Saran adalah sosialisasi dan pendampingan dari gereja dan dinas terkait masalah ini keremaja, serta masyarakat umum tentang pentingnya tidak melakukan kegiatan yang menimbulkan penyakit ini. Gereja sangat berperan di sini karena remaja dan masyarakat akan sangat termotivasi untuk menghindari kegiatan yang menimbulkan penyakit ini karena merasa malu sekaligus yakin bahwa dilarang oleh ajaran agama. Gereja dan dinas terkait perlu mengadakan kegiatan yang menarik bagi remaja, pemuda dan masyarakat yang menimbulkan kesadaran untuk menjauhi kegiatan yang menimbulkan penyakit ini, seperti kunjungan kepasien pengidap penyakit AIDS dimana sekaligus dapat memberikan semangat bagi pengidap penyakit ini. Atau kalau riskan bisa mempertontonkan video tentang pengidap penyakit ini. Selain itu, perlu diadakan kegiatan yang membuat remaja, pemuda dan masyarakat dapat menyalurkan bakat dan kreativitasnya. Gereja pun diharapkan melakukan pendampingan bagi mereka karena kemungkinan besar pengidap penyakit ini akan menjauhkan diri dari masyarakat dan merasa tertekan oleh stigma negative bagi pengidap penyakit ini. Selain itu, dukungan secara ekonomi bagi pengobatan dan kebutuhan sehari-hari mereka juga dapat dilakukan oleh gereja.

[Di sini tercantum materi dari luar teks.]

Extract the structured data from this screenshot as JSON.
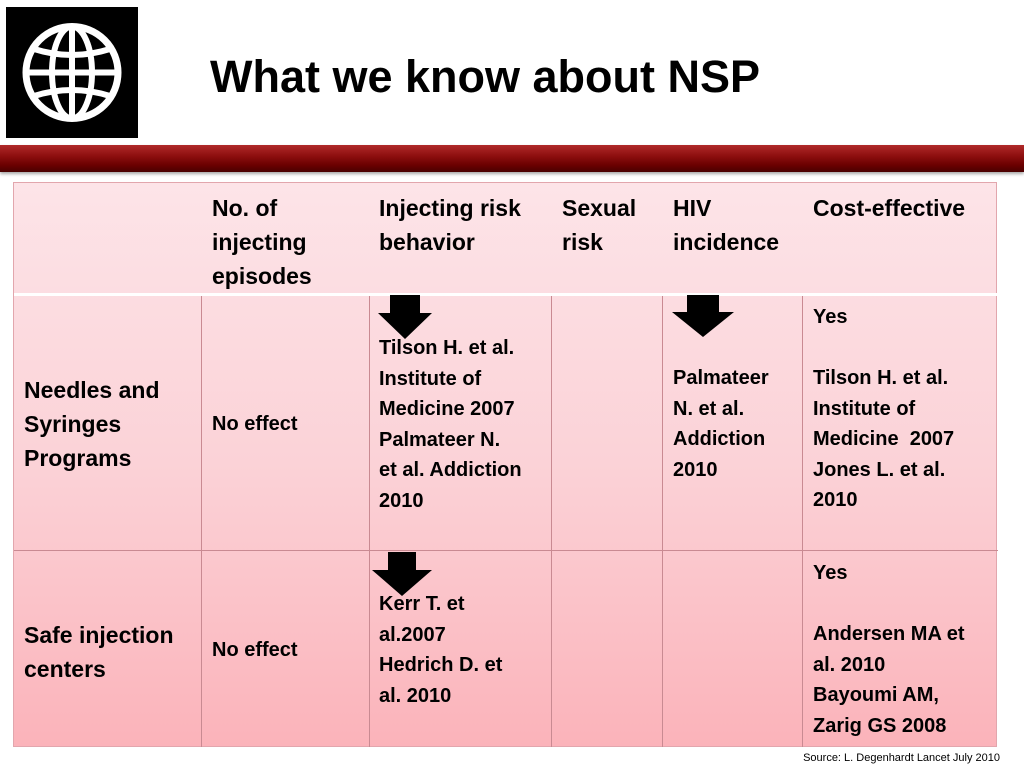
{
  "logo": {
    "icon": "globe-icon",
    "color": "#000000"
  },
  "title": "What we know about NSP",
  "colors": {
    "band": "#8e0f0f",
    "table_top": "#fde4e8",
    "table_bottom": "#fbb3ba"
  },
  "table": {
    "headers": [
      "",
      "No. of injecting episodes",
      "Injecting risk behavior",
      "Sexual risk",
      "HIV incidence",
      "Cost-effective"
    ],
    "rows": [
      {
        "label": "Needles and Syringes Programs",
        "episodes": "No effect",
        "injecting_arrow": "down-arrow-icon",
        "injecting": [
          "Tilson H. et al.",
          "Institute of",
          "Medicine 2007",
          "Palmateer N.",
          "et al. Addiction",
          "2010"
        ],
        "sexual": "",
        "hiv_arrow": "down-arrow-icon",
        "hiv": [
          "Palmateer",
          "N. et al.",
          "Addiction",
          "2010"
        ],
        "cost_answer": "Yes",
        "cost": [
          "Tilson H. et al.",
          "Institute of",
          "Medicine  2007",
          "Jones L. et al.",
          "2010"
        ]
      },
      {
        "label": "Safe injection centers",
        "episodes": "No effect",
        "injecting_arrow": "down-arrow-icon",
        "injecting": [
          "Kerr T. et",
          "al.2007",
          "Hedrich D. et",
          "al. 2010"
        ],
        "sexual": "",
        "hiv": [],
        "cost_answer": "Yes",
        "cost": [
          "Andersen MA et",
          "al. 2010",
          "Bayoumi AM,",
          "Zarig GS 2008"
        ]
      }
    ]
  },
  "source": "Source: L. Degenhardt Lancet July 2010"
}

Gereja Saddleback yang tersebar di negara Amerika, Jerman, dan Hong Kong, Filipina, dan Argentina menjadi contoh gereja yang telah terlibat secara mendalam untuk penanganan dan pencegahan HIV/AIDS. Gereja Saddleback tidak hanya menghimbau umat untuk menghindari perilaku berisiko tertular HIV/AIDS namun juga menyediakan layanan tes dan konseling HIV, mendukung pengobatan HIV/AIDS, salah satunya dengan mengingatkan orang terinfeksi HIV/AIDS agar meminum ARV secara teratur setiap hari. Selain itu, gereja juga melindungi anak agar tidak menjadi yatim piatu dengan menawarkan perawatan maupun pengobatan bagi orangtua yang terinfeksi HIV/AIDS. Semoga di NTT peran gereja menjadi lebih nyata dalam mencegah dan menanggulangi HIV/AIDS.

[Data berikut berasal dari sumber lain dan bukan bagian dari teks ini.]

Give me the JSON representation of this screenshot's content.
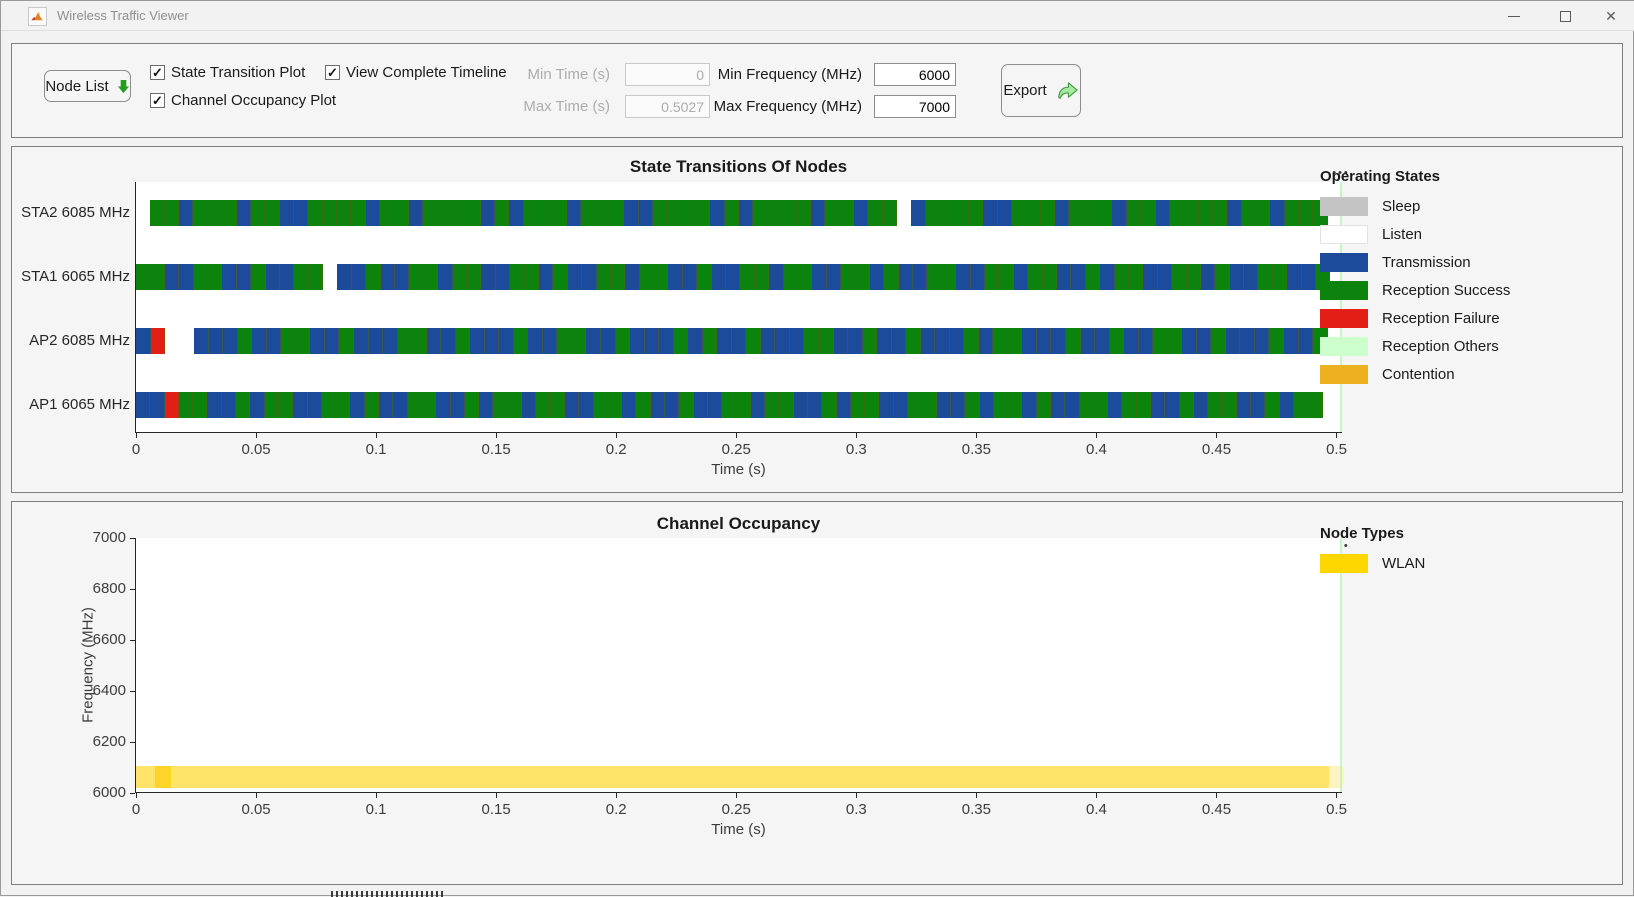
{
  "window": {
    "title": "Wireless Traffic Viewer",
    "icons": {
      "app_icon": "matlab-logo",
      "minimize": "minimize-icon",
      "maximize": "maximize-icon",
      "close": "close-icon"
    }
  },
  "toolbar": {
    "node_list": {
      "label": "Node List",
      "icon": "green-down-arrow-icon"
    },
    "checkboxes": [
      {
        "label": "State Transition Plot",
        "checked": true
      },
      {
        "label": "Channel Occupancy Plot",
        "checked": true
      },
      {
        "label": "View Complete Timeline",
        "checked": true
      }
    ],
    "fields": [
      {
        "label": "Min Time (s)",
        "value": "0",
        "disabled": true
      },
      {
        "label": "Max Time (s)",
        "value": "0.5027",
        "disabled": true
      },
      {
        "label": "Min Frequency (MHz)",
        "value": "6000",
        "disabled": false
      },
      {
        "label": "Max Frequency (MHz)",
        "value": "7000",
        "disabled": false
      }
    ],
    "export": {
      "label": "Export",
      "icon": "green-export-arrow-icon"
    }
  },
  "panel_menu_dots": "•••",
  "check_glyph": "✓",
  "chart_data": [
    {
      "type": "timeline",
      "title": "State Transitions Of Nodes",
      "xlabel": "Time (s)",
      "xlim": [
        0,
        0.5027
      ],
      "xticks": [
        0,
        0.05,
        0.1,
        0.15,
        0.2,
        0.25,
        0.3,
        0.35,
        0.4,
        0.45,
        0.5
      ],
      "xtick_labels": [
        "0",
        "0.05",
        "0.1",
        "0.15",
        "0.2",
        "0.25",
        "0.3",
        "0.35",
        "0.4",
        "0.45",
        "0.5"
      ],
      "state_colors": {
        "B": "#1C4B9C",
        "G": "#0C830C",
        "R": "#E21E16",
        "W": "#FFFFFF",
        "L": "#CCFFCC"
      },
      "end_marker_color": "#C9F3C9",
      "rows": [
        {
          "label": "STA2 6085 MHz",
          "start": 0,
          "end": 0.4965,
          "pattern": "WGGBGGGBGGBBGGGGBGGBGGGGBGBGGGBGGGBBGGGGBGBGGGGBGGBGGWBGGGGBBGGGBGGGBGGBGGGGBGGBGGG"
        },
        {
          "label": "STA1 6065 MHz",
          "start": 0,
          "end": 0.4975,
          "pattern": "GGBBGGBBGBBGGWBBGBBGGBGGBBGGBGBBGGBGGBBGBBGGBGGBBGGBGBBGGBBGGBGGBBGBGGBBGGBGBBGGBBG"
        },
        {
          "label": "AP2 6085 MHz",
          "start": 0,
          "end": 0.4965,
          "pattern": "BRWWBBBGBBGGBBGBBBGGBBGBBBGBBGGBBGBBBGBGBBGBBBGGBBGBBGBBBGBGGBBBGBBGBBGGBBGBBBGBBG"
        },
        {
          "label": "AP1 6065 MHz",
          "start": 0,
          "end": 0.494,
          "pattern": "BBRGGBBGBGGBBGGBGBBGGBBGBGGBGGBBGGBGBBGBBGGBGGBBGBGGBBGGBBGBGGBGBBGGBGGBBGBGGBBGBGG"
        }
      ],
      "legend_title": "Operating States",
      "legend": [
        {
          "label": "Sleep",
          "color": "#C4C4C4"
        },
        {
          "label": "Listen",
          "color": "#FFFFFF"
        },
        {
          "label": "Transmission",
          "color": "#1C4B9C"
        },
        {
          "label": "Reception Success",
          "color": "#0C830C"
        },
        {
          "label": "Reception Failure",
          "color": "#E21E16"
        },
        {
          "label": "Reception Others",
          "color": "#CCFFCC"
        },
        {
          "label": "Contention",
          "color": "#EDB120"
        }
      ]
    },
    {
      "type": "occupancy",
      "title": "Channel Occupancy",
      "xlabel": "Time (s)",
      "ylabel": "Frequency (MHz)",
      "xlim": [
        0,
        0.5027
      ],
      "ylim": [
        6000,
        7000
      ],
      "xticks": [
        0,
        0.05,
        0.1,
        0.15,
        0.2,
        0.25,
        0.3,
        0.35,
        0.4,
        0.45,
        0.5
      ],
      "xtick_labels": [
        "0",
        "0.05",
        "0.1",
        "0.15",
        "0.2",
        "0.25",
        "0.3",
        "0.35",
        "0.4",
        "0.45",
        "0.5"
      ],
      "yticks": [
        7000,
        6800,
        6600,
        6400,
        6200,
        6000
      ],
      "ytick_labels": [
        "7000",
        "6800",
        "6600",
        "6400",
        "6200",
        "6000"
      ],
      "end_marker_color": "#C9F3C9",
      "bands": [
        {
          "t_start": 0,
          "t_end": 0.497,
          "f_low": 6020,
          "f_high": 6105,
          "color": "#FFE469",
          "hairlines": true
        },
        {
          "t_start": 0.008,
          "t_end": 0.0145,
          "f_low": 6020,
          "f_high": 6105,
          "color": "#FFD428",
          "hairlines": false
        },
        {
          "t_start": 0.497,
          "t_end": 0.5027,
          "f_low": 6020,
          "f_high": 6105,
          "color": "#FFF3BE",
          "hairlines": false
        }
      ],
      "legend_title": "Node Types",
      "legend": [
        {
          "label": "WLAN",
          "color": "#FFD700"
        }
      ]
    }
  ]
}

Selainitu, Dinas Pariwisata dan Ekonomi Kreatif Provinsi NTT dapat mengambil peran dalam pencegahan dan penanggulangan AIDS di NTT. Hal ini karena tempat wisata dan fasilitas wisata seperti hotel dan pub rentan menjadi tempat penularan HIV/AIDS . Beberapa hal yang dapat dilakukan adalah penerapan sertifikasi CHSE (Cleanliness, Health, Safety and Environment Sustainability) di tempat wisata dan fasilitas wisata dapat menjadi salah satu upaya untuk pencegahan penularan AIDS dalam industri pariwisata. Disamping itu pengetahuan tentang AIDS bagi SDM pariwisata tetap diberikan sebagai materi tambahan pada saat kegiatan peningkatan kapasitas (bimtek, diklat) dan berbagai forum pertemuan lainnya.